Antioch University West
- Former names: Antioch College/West Antioch University West
- Active: 1971–1989
- Parent institution: Antioch University
- Location: San Francisco, California, United States

= Antioch University (San Francisco) =

University, 1971–1989

Antioch College/West (later part of Antioch University West, San Francisco; or AUW), was a college and later university active from 1971 until 1989 and located in San Francisco, California, U.S..

== History ==
Meetings among staff and students at Antioch College in Yellow Springs, Ohio began in about 1971 discussing the idea of a University Without Walls program in San Francisco to be known as Antioch College/West. Antioch College/West was the precursor to programs that later included many campuses formed by Antioch University in San Francisco, California. It was one of many campuses formed by Antioch University, a national university, which had its genesis with Antioch College in Yellow Springs, Ohio in 1852. The San Francisco campus closed in July, 1989. The current campuses include Antioch University New England (Keene, New Hampshire), Antioch University Midwest (Yellow Springs, Ohio), Antioch University Los Angeles, Antioch University Santa Barbara and Antioch University Seattle.

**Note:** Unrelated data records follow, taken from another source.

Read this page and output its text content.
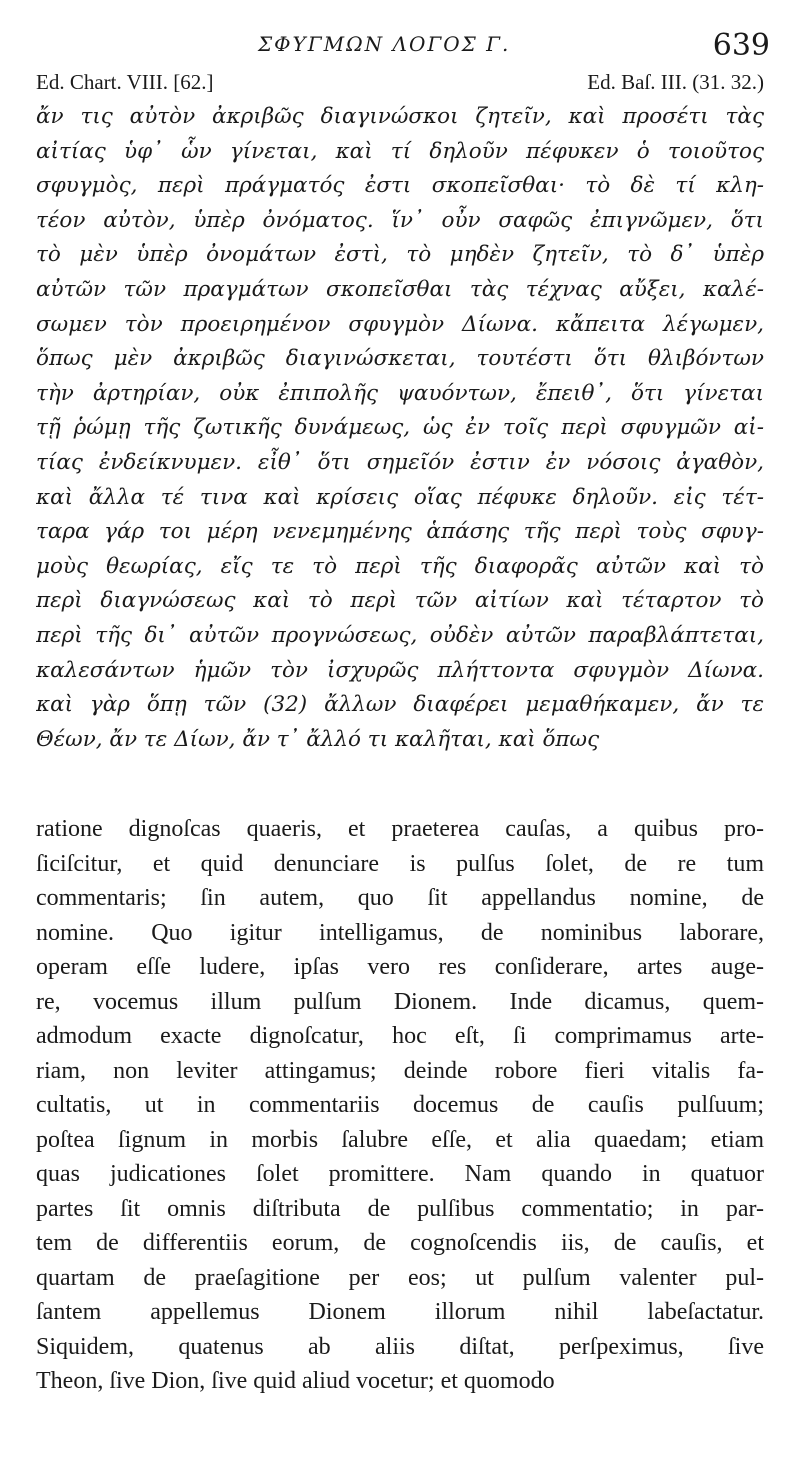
ΣΦΥΓΜΩΝ ΛΟΓΟΣ Γ.	639
Ed. Chart. VIII. [62.]	Ed. Baſ. III. (31. 32.)
ἄν τις αὐτὸν ἀκριβῶς διαγινώσκοι ζητεῖν, καὶ προσέτι τὰς
αἰτίας ὑφ᾽ ὧν γίνεται, καὶ τί δηλοῦν πέφυκεν ὁ τοιοῦτος
σφυγμὸς, περὶ πράγματός ἐστι σκοπεῖσθαι· τὸ δὲ τί κλη-
τέον αὐτὸν, ὑπὲρ ὀνόματος. ἵν᾽ οὖν σαφῶς ἐπιγνῶμεν, ὅτι
τὸ μὲν ὑπὲρ ὀνομάτων ἐστὶ, τὸ μηδὲν ζητεῖν, τὸ δ᾽ ὑπὲρ
αὐτῶν τῶν πραγμάτων σκοπεῖσθαι τὰς τέχνας αὔξει, καλέ-
σωμεν τὸν προειρημένον σφυγμὸν Δίωνα. κἄπειτα λέγωμεν,
ὅπως μὲν ἀκριβῶς διαγινώσκεται, τουτέστι ὅτι θλιβόντων
τὴν ἀρτηρίαν, οὐκ ἐπιπολῆς ψαυόντων, ἔπειθ᾽, ὅτι γίνεται
τῇ ῥώμῃ τῆς ζωτικῆς δυνάμεως, ὡς ἐν τοῖς περὶ σφυγμῶν αἰ-
τίας ἐνδείκνυμεν. εἶθ᾽ ὅτι σημεῖόν ἐστιν ἐν νόσοις ἀγαθὸν,
καὶ ἄλλα τέ τινα καὶ κρίσεις οἵας πέφυκε δηλοῦν. εἰς τέτ-
ταρα γάρ τοι μέρη νενεμημένης ἁπάσης τῆς περὶ τοὺς σφυγ-
μοὺς θεωρίας, εἴς τε τὸ περὶ τῆς διαφορᾶς αὐτῶν καὶ τὸ
περὶ διαγνώσεως καὶ τὸ περὶ τῶν αἰτίων καὶ τέταρτον τὸ
περὶ τῆς δι᾽ αὐτῶν προγνώσεως, οὐδὲν αὐτῶν παραβλάπτεται,
καλεσάντων ἡμῶν τὸν ἰσχυρῶς πλήττοντα σφυγμὸν Δίωνα.
καὶ γὰρ ὅπῃ τῶν (32) ἄλλων διαφέρει μεμαθήκαμεν, ἄν τε
Θέων, ἄν τε Δίων, ἄν τ᾽ ἄλλό τι καλῆται, καὶ ὅπως
ratione dignoſcas quaeris, et praeterea cauſas, a quibus pro-
ſiciſcitur, et quid denunciare is pulſus ſolet, de re tum
commentaris; ſin autem, quo ſit appellandus nomine, de
nomine. Quo igitur intelligamus, de nominibus laborare,
operam eſſe ludere, ipſas vero res conſiderare, artes auge-
re, vocemus illum pulſum Dionem. Inde dicamus, quem-
admodum exacte dignoſcatur, hoc eſt, ſi comprimamus arte-
riam, non leviter attingamus; deinde robore fieri vitalis fa-
cultatis, ut in commentariis docemus de cauſis pulſuum;
poſtea ſignum in morbis ſalubre eſſe, et alia quaedam; etiam
quas judicationes ſolet promittere. Nam quando in quatuor
partes ſit omnis diſtributa de pulſibus commentatio; in par-
tem de differentiis eorum, de cognoſcendis iis, de cauſis, et
quartam de praeſagitione per eos; ut pulſum valenter pul-
ſantem appellemus Dionem illorum nihil labeſactatur.
Siquidem, quatenus ab aliis diſtat, perſpeximus, ſive
Theon, ſive Dion, ſive quid aliud vocetur; et quomodo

Antioch College/West was founded in a yellow brick building on 9th Street between Mission and Market Street in the early 1970s. When the university outgrew its 9th Street space in 1972 it moved to warehouse space on Mission Street between 7th & 8th Streets. Students built a darkroom and had art classes and studio space on the 4th floor of the warehouse. For a time students were involved in urban gardening on the roof where chickens were also raised. Sometime after 1975 the college moved to space in the Cogswell College building on Stockton Street above the Stockton Street Tunnel where it remained until 1985. In 1989, the school moved to 50 Fell Street, leasing space from New College of California. It closed in 1989.

Notable alumni of Antioch College/West include Leroy Looper, and Helène Aylon (MA 1980).

Antioch College in Ohio was closed financial reasons effective June 30, 2008. On September 4, 2009, the college's assets were transferred to an independent corporation known as Antioch College Continuation Corporation (ACCC). ACCC reopened the college as an independent institution in the fall of 2011. It operates under the name "Antioch College" by virtue of a license from Antioch University.